The format target will find any C++ source files and in place modify them to match the .clang-format style. The source files are found using the following cmake code

file(GLOB_RECURSE ALL_SOURCE_FILES *.cpp *.h *.cxx *.hxx *.hpp *.cc *.ipp)

# Don't include some common build folders
set(CLANG_FORMAT_EXCLUDE_PATTERNS ${CLANG_FORMAT_EXCLUDE_PATTERNS} "/CMakeFiles/" "cmake")

# get all project files file
foreach (SOURCE_FILE ${ALL_SOURCE_FILES})
    foreach (EXCLUDE_PATTERN ${CLANG_FORMAT_EXCLUDE_PATTERNS})
        string(FIND ${SOURCE_FILE} ${EXCLUDE_PATTERN} EXCLUDE_FOUND)
        if (NOT ${EXCLUDE_FOUND} EQUAL -1)
            list(REMOVE_ITEM ALL_SOURCE_FILES ${SOURCE_FILE})
        endif ()
    endforeach ()
endforeach ()

This will find files matching the common C++ suffixes and then remove any that match some common CMake directories.

In the root CMakeList.txt we also exclude the build directory by adding the line

set(CLANG_FORMAT_EXCLUDE_PATTERNS  "build/")

format-check

This target will work as above but instead of formatting the files it will cause a failure if any files don’t match the clang-format style

format-check-changed

This target will check the output of git status and scan the files to check if they match the style.

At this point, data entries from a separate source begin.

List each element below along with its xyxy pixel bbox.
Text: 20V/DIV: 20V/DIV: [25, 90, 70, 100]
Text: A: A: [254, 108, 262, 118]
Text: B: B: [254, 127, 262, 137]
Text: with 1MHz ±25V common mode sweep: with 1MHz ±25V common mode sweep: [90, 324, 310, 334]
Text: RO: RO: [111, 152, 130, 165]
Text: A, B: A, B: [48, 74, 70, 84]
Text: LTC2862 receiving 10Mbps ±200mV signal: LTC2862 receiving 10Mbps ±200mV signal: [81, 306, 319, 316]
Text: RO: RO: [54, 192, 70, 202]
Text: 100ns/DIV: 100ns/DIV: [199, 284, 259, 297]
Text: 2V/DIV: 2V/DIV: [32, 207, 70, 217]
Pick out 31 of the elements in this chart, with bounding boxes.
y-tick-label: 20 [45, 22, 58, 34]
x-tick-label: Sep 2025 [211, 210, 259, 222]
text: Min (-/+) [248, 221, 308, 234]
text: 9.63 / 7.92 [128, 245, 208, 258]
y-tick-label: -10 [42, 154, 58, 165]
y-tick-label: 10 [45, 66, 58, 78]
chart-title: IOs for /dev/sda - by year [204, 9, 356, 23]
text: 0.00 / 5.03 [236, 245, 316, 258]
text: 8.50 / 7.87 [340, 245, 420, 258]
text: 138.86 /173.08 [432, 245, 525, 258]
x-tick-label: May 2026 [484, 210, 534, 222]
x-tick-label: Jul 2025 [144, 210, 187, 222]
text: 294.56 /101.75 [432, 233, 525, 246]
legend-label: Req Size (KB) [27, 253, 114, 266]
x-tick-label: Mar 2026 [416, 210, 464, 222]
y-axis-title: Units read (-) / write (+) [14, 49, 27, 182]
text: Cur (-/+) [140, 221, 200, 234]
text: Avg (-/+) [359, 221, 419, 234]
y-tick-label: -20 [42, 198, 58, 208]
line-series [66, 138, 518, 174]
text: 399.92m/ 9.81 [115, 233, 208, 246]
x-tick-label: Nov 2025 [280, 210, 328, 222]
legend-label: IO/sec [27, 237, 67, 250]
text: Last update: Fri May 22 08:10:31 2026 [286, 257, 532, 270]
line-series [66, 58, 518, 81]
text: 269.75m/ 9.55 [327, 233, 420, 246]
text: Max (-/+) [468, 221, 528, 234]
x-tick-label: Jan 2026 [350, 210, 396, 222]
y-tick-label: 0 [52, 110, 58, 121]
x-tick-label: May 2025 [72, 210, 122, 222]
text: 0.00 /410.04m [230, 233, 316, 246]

This can be used by developers to make sure their changed files match the correct style.

In this example the actual check is done with a helper script clang-format-check-changed.py. This script will run git status --porcelain --ignore-submodules to get a list of changed files, match them against the allowed extensions from the above list, and finally remove any that match the exclude pattern from CLANG_FORMAT_EXCLUDE_PATTERNS. It will then run these files through clang-format and exit with an error if the files do not match the style.

An example call to the clang-format-check-changed.py script is:

cmake/scripts/clang-format-check-changed.py --file-extensions ".cpp,*.cpp,*.h,*.cxx,*.hxx,*.hpp,*.cc,*.ipp" --exclude=build/ --exclude=/CMakeFiles/ --exclude=cmake --clang-format-bin /usr/bin/clang-format-3.6
Note

This will include all changed files in your git repository that match the patterns. In this example repository this can include files that are part of different examples.